Wednesday, September 24, 2014

Belichick sees Davis, Charles two sides of same coin


Jamaal Charles has been the bread and butter of the Kansas City Chiefs offense for some time now.

Since being drafted in 2008, Charles has run for more than 1,000 yards in each season in which he's has more than 100 attempts. He tallied nearly 30 touchdowns in his seven years with the team, averaging 5.6 yards per carry in the process.

But with the 27-year-old on the mend following a high ankle sprain in Week 2, it's been Knile Davis in the backfield for Kansas City. The youngster has been impressive, averaging nearly four yards a carry and tallying three touchdowns in less than two full games worth of work.

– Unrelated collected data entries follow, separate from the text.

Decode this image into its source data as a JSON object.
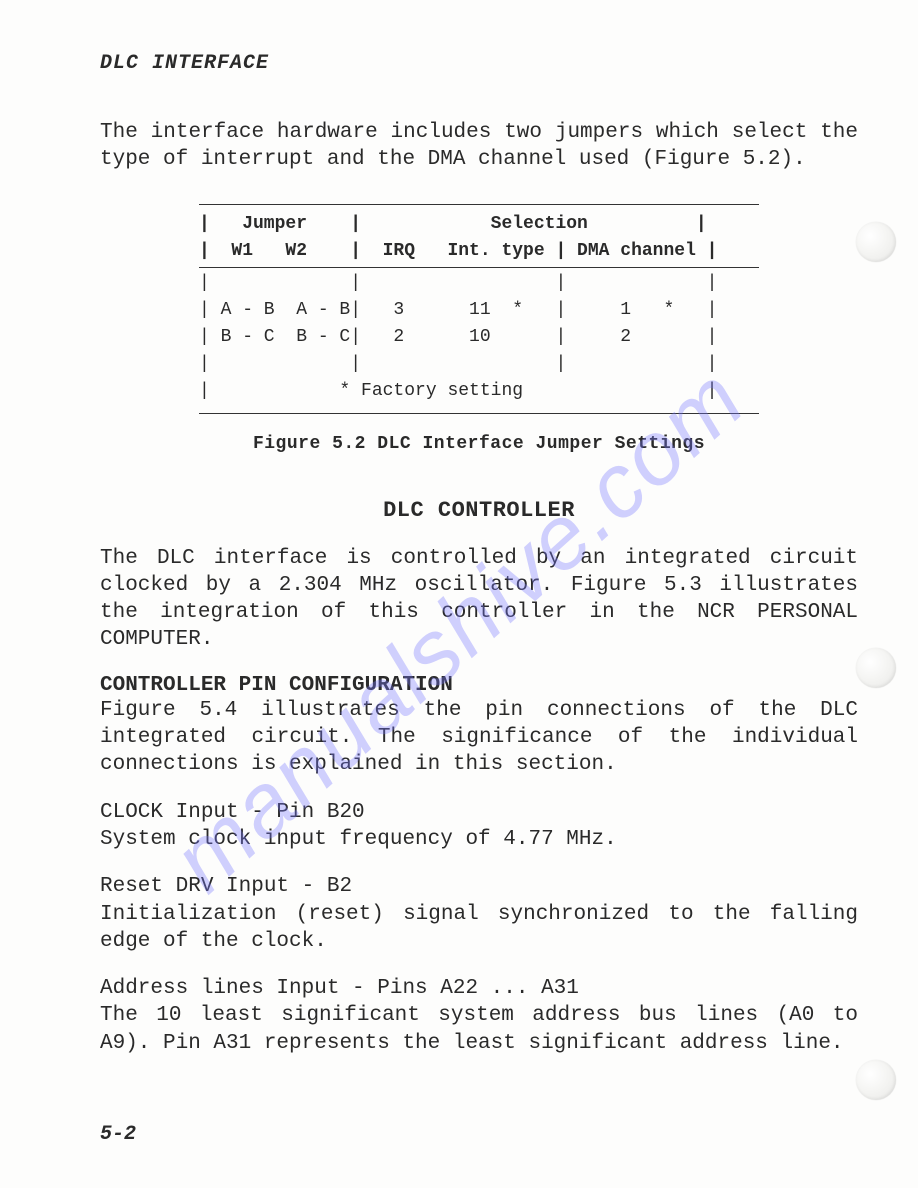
{
  "header": "DLC INTERFACE",
  "intro_para": "The interface hardware includes two jumpers which select the type of interrupt and the DMA channel used (Figure 5.2).",
  "table": {
    "header_row1": "|   Jumper    |            Selection          |",
    "header_row2": "|  W1   W2    |  IRQ   Int. type | DMA channel |",
    "blankrow": "|             |                  |             |",
    "row1": "| A - B  A - B|   3      11  *   |     1   *   |",
    "row2": "| B - C  B - C|   2      10      |     2       |",
    "blankrow2": "|             |                  |             |",
    "footnote": "|            * Factory setting                 |"
  },
  "caption": "Figure 5.2  DLC Interface Jumper Settings",
  "section_title": "DLC CONTROLLER",
  "controller_para": "The DLC interface is controlled by an integrated circuit clocked by a 2.304 MHz oscillator. Figure 5.3 illustrates the integration of this controller in the NCR PERSONAL COMPUTER.",
  "pinconfig_title": "CONTROLLER PIN CONFIGURATION",
  "pinconfig_para": "Figure 5.4 illustrates the pin connections of the DLC integrated circuit. The significance of the individual connections is explained in this section.",
  "clock_head": "CLOCK Input - Pin B20",
  "clock_body": "System clock input frequency of 4.77 MHz.",
  "reset_head": "Reset DRV Input - B2",
  "reset_body": "Initialization (reset) signal synchronized to the falling edge of the clock.",
  "addr_head": "Address lines Input - Pins A22 ... A31",
  "addr_body": "The 10 least significant system address bus lines (A0 to A9). Pin A31 represents the least significant address line.",
  "page_num": "5-2",
  "watermark": "manualshive.com"
}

With Charles a question mark for Monday night's game, Bill Belichick and the New England Patriots will be preparing for both running backs, a task the coach described as different, but the same.

"I think they're different skill sets, but they do the same things with them so the same plays look different depending on who is carrying the ball," he said via "Davis is strong – they're both very fast – Davis is strong, 230 pounds, whatever he is and he breaks tackles, he's got good lower body strength, hard guy to bring down. You see that on some of his kickoff returns from last year, too, where he just runs through arm tackles and all that.

Charles has good playing strength, too, but he's more elusive, great quickness, acceleration. They're different, but they're both very good. They both can hit the homerun ball. They've both got great long speed, they have that in common, but their styles are a little bit different but they're both very dangerous; strong guys, strong runners."

After allowing the third-most yards on the ground in 2013 (134 yards per game), New England's run defense has shown vast improvement through three games this year. Behind the play of Jerod Mayo and Dont'a Hightower -- the team's two leading tacklers -- the unit has allowed only 104 yards per game on average thus far (11th best) and an average of only three yards per attempt (ninth best).